Neyse, öncelikle işi planlamak lazım.
Kızımın arka tarafında bulunan bir sepet ve buzdolabının kapladığı alan nedeniyle ve arka tarafta kızımın kapıya doğru biraz daralması sebebiyle kullanabileceğimiz en ideal boyut 180 x 80 santim olarak şekillendi. 2,75 boyunda olmam hasebiyle 180 santim benim için biraz yetersiz gibi görünebilir başta ama karavan bu, evde yayıla yayıla yatmıyoruz sonuç olarak. Ayrıca araç içi konumlanma doğrultusunda ayaklar ya da kelle sepetin ya da buzdolabının üzerine de gelebilir. Alles gut yani.
Yatağımız büyüyen ve küçülen bir yatak olacak demiştim. Bu mekanizma çok basit. Internetten çaldığım (indirilebilir hâldeydiler) ve Illustrator’da çizdiğim görsellerle bu projenin biraz daha kolay anlaşılır diye umuyorum.
MALİYETLER
İlk iş olarak, zamanında Tülay almak istediğinde engel olduğum ve dillendirmiyor olsak da o meşum günden bu yana aklımızda olan bir şeyi satın alarak başladık işe: Bir daire testere. Bu testere ailesi çok pislik. Birinin yaptığı işi diğeri yapamıyor. Mobilya yapımı ya da tahta kullanarak bir şeyler imal etmek gibi işlere niyetliyseniz ve Yutubunda hobi veya profesyonel anlamda bu işi yapanları izliyorsanız zamanla fark edeceğiniz üzere, alet edevat dünyasını sonu yok. Ben Einhell marka, TC-CS 1400 modeli testereyi 737 liraya satın aldım. Şu ana kadar epeyce memnunum ve amatör işlerin çok büyük kısmını halledeceğini söyleyebilirim.
İkinci iş projede kullanmak için beşinci elementten edinmekti. Ankara’da tahta alınabilecek yer çok değil. Siteler bize uzak olduğu için Sincan’a gittik ve sabit yatağımızın bir kısmını oluşturacak ilk parti tahtayı Sincan’dan satın alıp kestirdik. Hani ilk başta dedim ya, bu işleri çok iyi planlamak lazım diye, bizimkisi biraz tam tersi oldu çünkü iş ilerledikçe tamamladık malzemeleri.
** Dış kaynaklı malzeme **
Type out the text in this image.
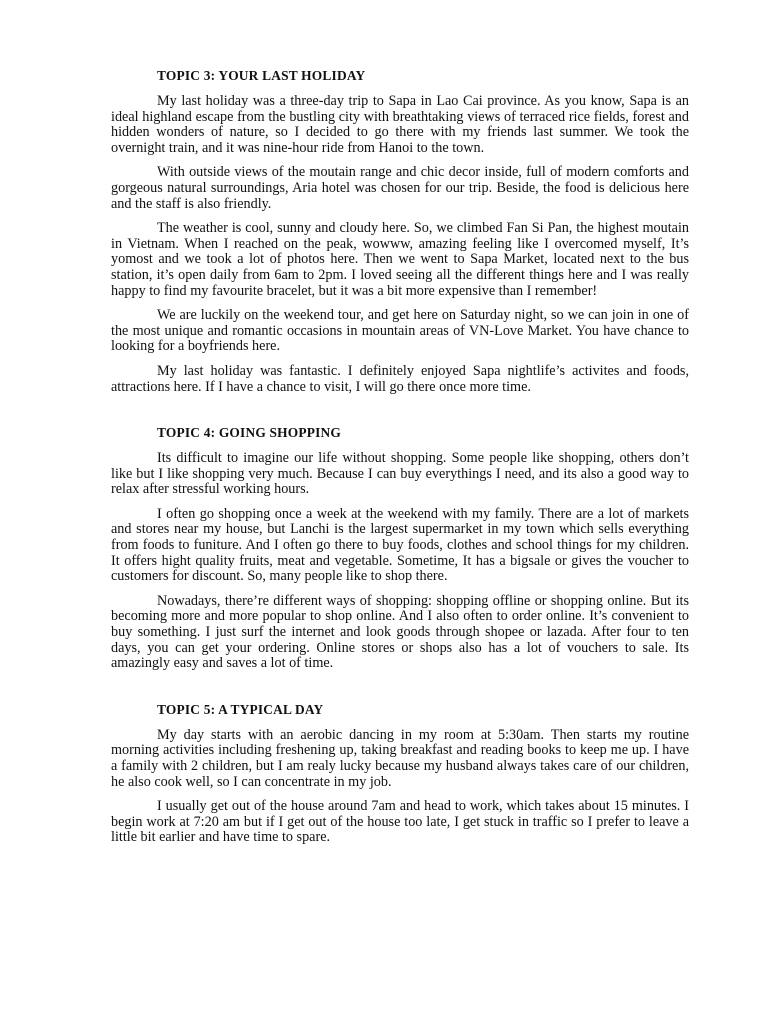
TOPIC 3: YOUR LAST HOLIDAY

My last holiday was a three-day trip to Sapa in Lao Cai province. As you know, Sapa is an ideal highland escape from the bustling city with breathtaking views of terraced rice fields, forest and hidden wonders of nature, so I decided to go there with my friends last summer. We took the overnight train, and it was nine-hour ride from Hanoi to the town.

With outside views of the moutain range and chic decor inside, full of modern comforts and gorgeous natural surroundings, Aria hotel was chosen for our trip. Beside, the food is delicious here and the staff is also friendly.

The weather is cool, sunny and cloudy here. So, we climbed Fan Si Pan, the highest moutain in Vietnam. When I reached on the peak, wowww, amazing feeling like I overcomed myself, It’s yomost and we took a lot of photos here. Then we went to Sapa Market, located next to the bus station, it’s open daily from 6am to 2pm. I loved seeing all the different things here and I was really happy to find my favourite bracelet, but it was a bit more expensive than I remember!

We are luckily on the weekend tour, and get here on Saturday night, so we can join in one of the most unique and romantic occasions in mountain areas of VN-Love Market. You have chance to looking for a boyfriends here.

My last holiday was fantastic. I definitely enjoyed Sapa nightlife’s activites and foods, attractions here. If I have a chance to visit, I will go there once more time.

TOPIC 4: GOING SHOPPING

Its difficult to imagine our life without shopping. Some people like shopping, others don’t like but I like shopping very much. Because I can buy everythings I need, and its also a good way to relax after stressful working hours.

I often go shopping once a week at the weekend with my family. There are a lot of markets and stores near my house, but Lanchi is the largest supermarket in my town which sells everything from foods to funiture. And I often go there to buy foods, clothes and school things for my children. It offers hight quality fruits, meat and vegetable. Sometime, It has a bigsale or gives the voucher to customers for discount. So, many people like to shop there.

Nowadays, there’re different ways of shopping: shopping offline or shopping online. But its becoming more and more popular to shop online. And I also often to order online. It’s convenient to buy something. I just surf the internet and look goods through shopee or lazada. After four to ten days, you can get your ordering. Online stores or shops also has a lot of vouchers to sale. Its amazingly easy and saves a lot of time.

TOPIC 5: A TYPICAL DAY

My day starts with an aerobic dancing in my room at 5:30am. Then starts my routine morning activities including freshening up, taking breakfast and reading books to keep me up. I have a family with 2 children, but I am realy lucky because my husband always takes care of our children, he also cook well, so I can concentrate in my job.

I usually get out of the house around 7am and head to work, which takes about 15 minutes. I begin work at 7:20 am but if I get out of the house too late, I get stuck in traffic so I prefer to leave a little bit earlier and have time to spare.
Sincan’dan aldığımız malzemeler aşağıdaki çizimde gördüğünüz kahverengi yerleri yapmamızı mümkün kıldı (biraz artanımız da var gerçi). Bir an önce ilerlemek istediğimiz için bizim balkondan söktüğümüz tahtaları da kullanmaya karar verdik ve çizimdeki mavi yerleri yapmak için herhangi bir bedel ödememiz gerekmedi.
Üst ızgaranın parçalarını yapmak için gereken tahtayı Bauhaus’tan satın aldık. 6 x 2 x 300 ölçülerindeki silinmiş tahtanın fiyatı 88,50 idi ve bundan 6 tane kullandık. Bu tahtaları kırmızı çizgilerle gösterdim.
Özetle, testereyi bir yatırım olarak değerlendirirsek toplamda 800 liralık bir tahta maliyetimiz oldu. YUH! Tahta yahu altı üstü.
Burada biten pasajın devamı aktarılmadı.